If a person refuses or fails to comply with the breath demand by, for example saying “no” or faking blowing etc., they will then be charged with refusing or failing to comply with a breath demand or providing a breath sample. The Crown will be required to prove beyond a reasonable doubt that the refusal to provide a breath sample or failure to comply was ‘final and unequivocal’.

If the Crown is able to prove a ‘final and unequivocal’ refusal, there are still defences to refusing to provide a breath sample such as having a ‘reasonable excuse’ not to provide a sample.

Many of the same ‘reasonable excuse’ defences apply to both refusing a roadside screening device and refusing an intoxilyzer breath demand. (See What Happens When a Person Refuses To Provide a Roadside Sample.)

The courts have found many different reasons to be reasonable excuses. One example is having a health problem preventing the person from providing a proper sample. Another example of a reasonable excuse is demonstrating that the person was being mistreated by the police throughout the breath testing procedure and this “animosity” was playing on their mind at the time they refused.

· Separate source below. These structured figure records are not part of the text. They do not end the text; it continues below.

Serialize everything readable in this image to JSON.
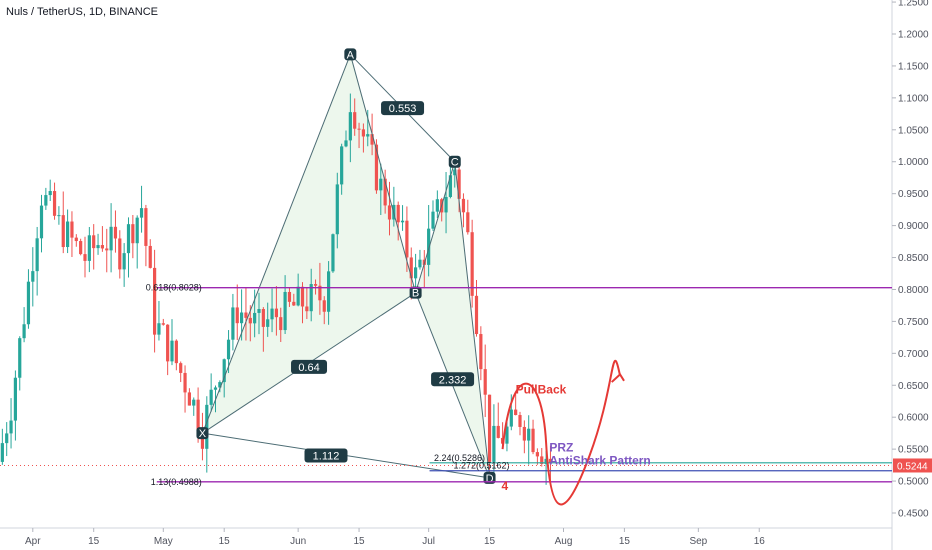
{
  "header": {
    "title": "Nuls / TetherUS, 1D, BINANCE"
  },
  "colors": {
    "up": "#26a69a",
    "down": "#ef5350",
    "pattern_line": "#4c6c74",
    "pattern_fill": "#e8f5e9",
    "fib": "#9c27b0",
    "prz_line": "#26a69a",
    "prz_blue": "#3f51b5",
    "annotation_red": "#e53935",
    "annotation_purple": "#7e57c2",
    "price_tag": "#ef5350"
  },
  "chart_data": {
    "type": "candlestick",
    "y_axis": {
      "ticks": [
        "1.2500",
        "1.2000",
        "1.1500",
        "1.1000",
        "1.0500",
        "1.0000",
        "0.9500",
        "0.9000",
        "0.8500",
        "0.8000",
        "0.7500",
        "0.7000",
        "0.6500",
        "0.6000",
        "0.5500",
        "0.5000",
        "0.4500"
      ],
      "ylim": [
        0.43,
        1.25
      ],
      "position": "right"
    },
    "x_axis": {
      "ticks": [
        "Apr",
        "15",
        "May",
        "15",
        "Jun",
        "15",
        "Jul",
        "15",
        "Aug",
        "15",
        "Sep",
        "16"
      ]
    },
    "last_price": "0.5244",
    "pattern_points": [
      {
        "label": "X",
        "x": "May 10",
        "y": 0.575
      },
      {
        "label": "A",
        "x": "Jun 13",
        "y": 1.168
      },
      {
        "label": "B",
        "x": "Jun 28",
        "y": 0.795
      },
      {
        "label": "C",
        "x": "Jul 7",
        "y": 1.0
      },
      {
        "label": "D",
        "x": "Jul 15",
        "y": 0.505
      }
    ],
    "ratios": [
      "0.553",
      "0.64",
      "2.332",
      "1.112"
    ],
    "fib_levels": [
      {
        "label": "0.618(0.8028)",
        "value": 0.8028
      },
      {
        "label": "1.13(0.4988)",
        "value": 0.4988
      }
    ],
    "prz_levels": [
      {
        "label": "2.24(0.5286)",
        "value": 0.5286
      },
      {
        "label": "1.272(0.5162)",
        "value": 0.5162
      }
    ],
    "annotations": {
      "pullback": "PullBack",
      "prz": "PRZ",
      "pattern_name": "AntiShark Pattern",
      "four": "4"
    }
  }
}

The many reasonable excuse defences are too numerous to list and the list is not closed. Each individual refusal factual situation must be examined to see if there is a valid defence. As a general rule, a person who is under arrest should always comply with a demand to provide breath samples. Although there are occasionally exceptions to the general rule, the advice that an experienced DUI lawyer will always provide to a detainee/person under arrest is that they should always provide a breath sample upon demand. It is too risky, for example, to refuse to provide a breath sample and hope your case turns out “after the fact” to be one of the narrow exceptions.